L'alcool est responsable de 7% des décès de personnes adultes survenus en 2015, estime l'organisme public, un chiffre en légère baisse par rapport aux estimations précédentes mais qui en fait toujours la deuxième cause de mortalité évitable après le tabac (78.000 décès par an).
C'est une "hécatombe", déplore le psychiatre spécialiste des addictions Amine Benyamina, qui critique sur Twitter "l'insuffisance des mesures" prises par le gouvernement.
"Combien de morts faut-il attendre avant la mise en oeuvre d'une politique de réduction des risques réellement efficace ?", renchérit dans un communiqué l'Association nationale de prévention en alcoologie et addictologie (ANPAA).
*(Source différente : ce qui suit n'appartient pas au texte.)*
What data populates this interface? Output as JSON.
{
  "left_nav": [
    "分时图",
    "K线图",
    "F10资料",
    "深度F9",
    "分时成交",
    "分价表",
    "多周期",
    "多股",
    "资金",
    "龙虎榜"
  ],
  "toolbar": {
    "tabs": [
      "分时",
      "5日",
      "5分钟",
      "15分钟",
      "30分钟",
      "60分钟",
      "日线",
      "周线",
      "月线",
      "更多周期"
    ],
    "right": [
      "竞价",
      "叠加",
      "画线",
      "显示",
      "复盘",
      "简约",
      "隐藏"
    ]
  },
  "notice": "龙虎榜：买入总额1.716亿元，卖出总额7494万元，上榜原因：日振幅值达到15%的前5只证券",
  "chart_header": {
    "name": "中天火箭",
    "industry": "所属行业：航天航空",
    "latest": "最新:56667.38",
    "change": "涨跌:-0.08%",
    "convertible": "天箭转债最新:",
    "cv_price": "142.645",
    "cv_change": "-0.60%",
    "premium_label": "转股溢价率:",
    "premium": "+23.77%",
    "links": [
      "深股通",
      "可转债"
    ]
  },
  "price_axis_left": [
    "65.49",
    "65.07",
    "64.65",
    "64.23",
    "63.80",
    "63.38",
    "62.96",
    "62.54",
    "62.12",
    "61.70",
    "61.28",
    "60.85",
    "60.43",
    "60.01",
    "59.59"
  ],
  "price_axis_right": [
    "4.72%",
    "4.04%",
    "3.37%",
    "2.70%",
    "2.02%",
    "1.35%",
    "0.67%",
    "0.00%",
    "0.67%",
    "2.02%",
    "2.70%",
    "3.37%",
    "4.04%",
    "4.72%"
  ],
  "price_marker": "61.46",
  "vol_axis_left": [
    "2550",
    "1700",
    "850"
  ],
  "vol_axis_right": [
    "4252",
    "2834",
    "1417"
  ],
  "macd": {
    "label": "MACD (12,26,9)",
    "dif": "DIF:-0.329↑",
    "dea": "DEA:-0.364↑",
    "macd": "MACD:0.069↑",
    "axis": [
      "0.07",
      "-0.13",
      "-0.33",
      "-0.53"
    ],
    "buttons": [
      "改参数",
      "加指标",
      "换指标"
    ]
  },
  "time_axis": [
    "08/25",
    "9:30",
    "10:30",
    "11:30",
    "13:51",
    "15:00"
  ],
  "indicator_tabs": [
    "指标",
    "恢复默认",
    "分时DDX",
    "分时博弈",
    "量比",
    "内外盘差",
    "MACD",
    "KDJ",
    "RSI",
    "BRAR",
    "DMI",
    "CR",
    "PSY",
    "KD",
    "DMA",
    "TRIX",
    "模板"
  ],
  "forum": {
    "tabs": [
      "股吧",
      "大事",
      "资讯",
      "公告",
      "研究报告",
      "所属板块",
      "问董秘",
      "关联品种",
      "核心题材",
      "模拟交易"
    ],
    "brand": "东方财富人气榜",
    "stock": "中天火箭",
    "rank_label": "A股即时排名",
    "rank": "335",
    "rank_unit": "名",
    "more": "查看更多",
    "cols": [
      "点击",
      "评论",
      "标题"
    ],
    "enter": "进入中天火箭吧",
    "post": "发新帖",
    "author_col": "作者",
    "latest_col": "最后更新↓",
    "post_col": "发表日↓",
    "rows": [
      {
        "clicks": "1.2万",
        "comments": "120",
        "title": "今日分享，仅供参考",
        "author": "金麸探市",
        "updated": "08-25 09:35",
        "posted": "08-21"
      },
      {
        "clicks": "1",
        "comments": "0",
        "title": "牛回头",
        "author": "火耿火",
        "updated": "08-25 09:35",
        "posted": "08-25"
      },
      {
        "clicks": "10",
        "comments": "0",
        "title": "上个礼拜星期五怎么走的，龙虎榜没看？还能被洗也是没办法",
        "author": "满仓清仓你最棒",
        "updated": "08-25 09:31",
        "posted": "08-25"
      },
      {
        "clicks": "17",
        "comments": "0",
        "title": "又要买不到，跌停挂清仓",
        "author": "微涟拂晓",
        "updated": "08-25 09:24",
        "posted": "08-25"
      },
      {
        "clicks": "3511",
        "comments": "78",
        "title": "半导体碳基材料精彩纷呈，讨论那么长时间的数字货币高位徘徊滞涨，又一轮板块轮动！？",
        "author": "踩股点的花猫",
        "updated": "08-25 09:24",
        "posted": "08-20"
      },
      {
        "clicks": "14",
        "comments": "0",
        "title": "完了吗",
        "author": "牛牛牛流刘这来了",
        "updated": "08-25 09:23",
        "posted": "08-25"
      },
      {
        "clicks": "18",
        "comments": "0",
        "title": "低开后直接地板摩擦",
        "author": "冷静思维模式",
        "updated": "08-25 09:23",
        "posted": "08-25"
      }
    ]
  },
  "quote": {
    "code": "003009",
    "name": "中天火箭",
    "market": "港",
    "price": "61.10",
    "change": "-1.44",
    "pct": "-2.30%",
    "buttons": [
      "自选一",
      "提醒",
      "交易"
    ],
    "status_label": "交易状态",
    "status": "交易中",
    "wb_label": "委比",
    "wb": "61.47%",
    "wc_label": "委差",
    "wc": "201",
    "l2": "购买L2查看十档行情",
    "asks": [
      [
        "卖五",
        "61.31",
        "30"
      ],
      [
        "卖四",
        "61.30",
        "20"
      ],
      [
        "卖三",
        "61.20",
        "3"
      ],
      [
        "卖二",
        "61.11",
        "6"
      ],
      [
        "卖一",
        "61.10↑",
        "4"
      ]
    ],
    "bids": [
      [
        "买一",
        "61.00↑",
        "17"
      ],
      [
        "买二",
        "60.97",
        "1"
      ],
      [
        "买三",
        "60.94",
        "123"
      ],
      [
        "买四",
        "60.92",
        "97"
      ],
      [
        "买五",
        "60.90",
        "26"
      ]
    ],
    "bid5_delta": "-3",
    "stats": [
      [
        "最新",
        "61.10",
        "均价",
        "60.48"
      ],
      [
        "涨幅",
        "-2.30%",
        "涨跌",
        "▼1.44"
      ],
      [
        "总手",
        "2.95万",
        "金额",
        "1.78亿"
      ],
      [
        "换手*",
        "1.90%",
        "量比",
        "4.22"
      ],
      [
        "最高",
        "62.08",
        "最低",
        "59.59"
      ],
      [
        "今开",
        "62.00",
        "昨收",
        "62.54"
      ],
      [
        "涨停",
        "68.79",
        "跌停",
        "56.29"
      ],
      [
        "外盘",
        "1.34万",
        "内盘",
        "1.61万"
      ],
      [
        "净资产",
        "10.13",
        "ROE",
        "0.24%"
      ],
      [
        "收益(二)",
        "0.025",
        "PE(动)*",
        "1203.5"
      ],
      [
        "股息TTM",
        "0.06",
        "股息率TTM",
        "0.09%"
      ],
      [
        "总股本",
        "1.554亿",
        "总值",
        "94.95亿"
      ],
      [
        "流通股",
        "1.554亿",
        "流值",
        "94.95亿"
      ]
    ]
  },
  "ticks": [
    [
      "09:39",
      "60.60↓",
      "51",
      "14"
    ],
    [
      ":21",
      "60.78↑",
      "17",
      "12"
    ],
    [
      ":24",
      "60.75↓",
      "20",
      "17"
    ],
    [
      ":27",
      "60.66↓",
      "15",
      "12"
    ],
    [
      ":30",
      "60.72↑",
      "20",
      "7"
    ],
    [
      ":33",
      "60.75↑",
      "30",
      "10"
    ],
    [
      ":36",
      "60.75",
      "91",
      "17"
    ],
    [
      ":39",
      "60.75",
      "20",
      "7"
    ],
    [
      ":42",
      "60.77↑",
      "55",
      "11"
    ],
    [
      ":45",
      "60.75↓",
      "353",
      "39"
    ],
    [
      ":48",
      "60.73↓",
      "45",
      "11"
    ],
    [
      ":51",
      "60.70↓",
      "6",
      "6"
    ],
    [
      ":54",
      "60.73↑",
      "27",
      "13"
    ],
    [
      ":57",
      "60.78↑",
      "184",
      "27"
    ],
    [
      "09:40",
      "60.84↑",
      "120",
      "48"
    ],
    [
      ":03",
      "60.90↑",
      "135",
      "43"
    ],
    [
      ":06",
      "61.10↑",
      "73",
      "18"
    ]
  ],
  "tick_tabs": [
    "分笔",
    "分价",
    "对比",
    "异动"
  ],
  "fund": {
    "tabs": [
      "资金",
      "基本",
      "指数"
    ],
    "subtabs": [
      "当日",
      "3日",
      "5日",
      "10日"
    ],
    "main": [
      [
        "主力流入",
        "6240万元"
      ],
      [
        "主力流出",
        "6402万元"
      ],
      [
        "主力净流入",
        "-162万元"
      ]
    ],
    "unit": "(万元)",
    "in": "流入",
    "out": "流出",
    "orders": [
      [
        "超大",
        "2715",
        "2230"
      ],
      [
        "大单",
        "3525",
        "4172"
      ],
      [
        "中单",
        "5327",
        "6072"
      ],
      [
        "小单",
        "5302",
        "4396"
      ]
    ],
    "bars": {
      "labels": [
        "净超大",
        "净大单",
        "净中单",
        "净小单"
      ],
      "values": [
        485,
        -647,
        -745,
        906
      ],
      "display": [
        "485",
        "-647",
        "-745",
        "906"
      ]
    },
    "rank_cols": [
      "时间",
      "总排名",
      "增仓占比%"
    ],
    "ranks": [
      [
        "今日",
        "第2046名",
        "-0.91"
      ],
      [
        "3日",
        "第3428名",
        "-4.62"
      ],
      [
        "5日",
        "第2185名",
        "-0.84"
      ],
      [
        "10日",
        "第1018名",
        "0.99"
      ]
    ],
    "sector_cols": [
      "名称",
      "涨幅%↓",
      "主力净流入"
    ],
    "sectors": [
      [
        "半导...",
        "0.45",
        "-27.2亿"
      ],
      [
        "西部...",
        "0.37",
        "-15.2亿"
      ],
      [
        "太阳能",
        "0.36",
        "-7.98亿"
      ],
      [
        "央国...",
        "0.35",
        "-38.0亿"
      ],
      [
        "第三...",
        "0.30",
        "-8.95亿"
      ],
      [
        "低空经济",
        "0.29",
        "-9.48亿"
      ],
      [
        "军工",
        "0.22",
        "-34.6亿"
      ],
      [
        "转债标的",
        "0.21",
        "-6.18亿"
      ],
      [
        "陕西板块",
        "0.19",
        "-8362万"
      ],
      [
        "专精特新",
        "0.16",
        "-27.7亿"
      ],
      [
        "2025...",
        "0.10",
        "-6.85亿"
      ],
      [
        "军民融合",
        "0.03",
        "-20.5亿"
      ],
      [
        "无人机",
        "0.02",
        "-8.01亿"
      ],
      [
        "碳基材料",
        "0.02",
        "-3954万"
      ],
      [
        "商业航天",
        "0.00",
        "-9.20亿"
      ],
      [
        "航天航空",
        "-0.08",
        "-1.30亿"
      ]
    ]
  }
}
La publication début janvier du plan gouvernemental contre les addictions avait suscité des réactions mitigées des spécialistes regrettant l'absence de mesures concrètes pour lutter contre ce fléau, telles que l'augmentation du prix de l'alcool.
Puis le ministre de l'Agriculture Didier Guillaume avait estimé que le vin n'était "pas un alcool comme les autres", déclenchant l'indignation des médecins addictologues. La ministre de la Santé Agnès Buzyn avait appelé à ne "pas banaliser la consommation d'alcool".
En 2009, 49.000 décès étaient dus à l'alcool, soit 9% du total.
Cette baisse "s'explique en grande partie par la diminution de la mortalité pour les causes liées à l'alcool" (notamment parce qu'on sait mieux soigner les maladies qu'il provoque), plus que par la légère baisse de la consommation, passée de 27 à 26 g d'alcool pur par jour entre 2009 et 2015, expliquent les auteurs de l'article, publié dans le bulletin épidémiologique hebdomadaire (BEH) de l'organisme public.
Le bilan est beaucoup plus lourd chez les hommes, pour lesquels l'alcool est à l'origine de plus d'un décès sur 10 (11%), contre 4% chez les femmes.
La France fait moins bien que les pays voisins: en Ecosse, l'alcool causerait ainsi 6,8% des décès chez les hommes et 3,3% chez les femmes, en Suisse, 5% et 1,4% respectivement, et en Italie, 3% et 2%.
L'étude, menée par un biostatisticien et une épidémiologiste, se base sur les consommations déclarées par un échantillon de 20.000 personnes et sur les chiffres de vente d'alcool, les enquêtes déclaratives tendant à minimiser le nombre de verres pris.
Ils ont ensuite recoupé ces chiffres avec l'ensemble des causes de mortalité pour lesquelles l'alcool modifie le risque.
"Effets délétères"
Le cancer ressort ainsi largement en tête, avec 16.000 décès, devant les maladies cardiovasculaires (9.900), les maladies digestives (6.800) et les accidents et suicides (5.400).
La très grande majorité de ces décès (90%) "sont liés à des consommations supérieures à 53 g par jour" d'alcool pur, soit plus de 5 unités d'alcool.
Ces chiffres plaident pour inciter la population à réduire sa consommation moyenne, de 2,6 verres par adulte et par jour en 2015, pour "l'abaisser à moins de 10 verres par semaine, dose qu'il est recommandé de ne pas dépasser", concluent les auteurs.
D'autant que la consommation moyenne des Français ne baisse plus sur une période plus récente, montre une autre étude de la même publication: elle était en 2017 de 11,7 litres d'alcool pur par habitant de plus de 15 ans, soit le même niveau qu'en 2013.
Cette moyenne présente de grandes disparités : 10% des 18-75 ans boivent à eux seuls 58% de l'alcool consommé en France.
Cela doit inciter à cibler les politiques de santé sur les gros buveurs, juge Michel Reynaud, président du Fonds Actions Addictions, car les dommages "croissent de façon exponentielle selon les quantités".
Dans un commentaire publié sur le site The Conversation, le médecin fustige "le modèle économique des alcooliers", "bâti sur les consommations excessives" alors qu'ils "prétendent prôner une consommation modérée".
Toutefois, "même à la dose relativement modérée de moins de 18 g d'alcool pur consommé par jour (moins de deux verres standards) (...) le risque global est augmenté", rappelle Santé publique France.
"Les minimes et très sélectifs effets protecteurs de l'alcool sont réduits à néant par ses effets délétères", insiste dans un éditorial François Bourdillon, directeur général de l'organisme public.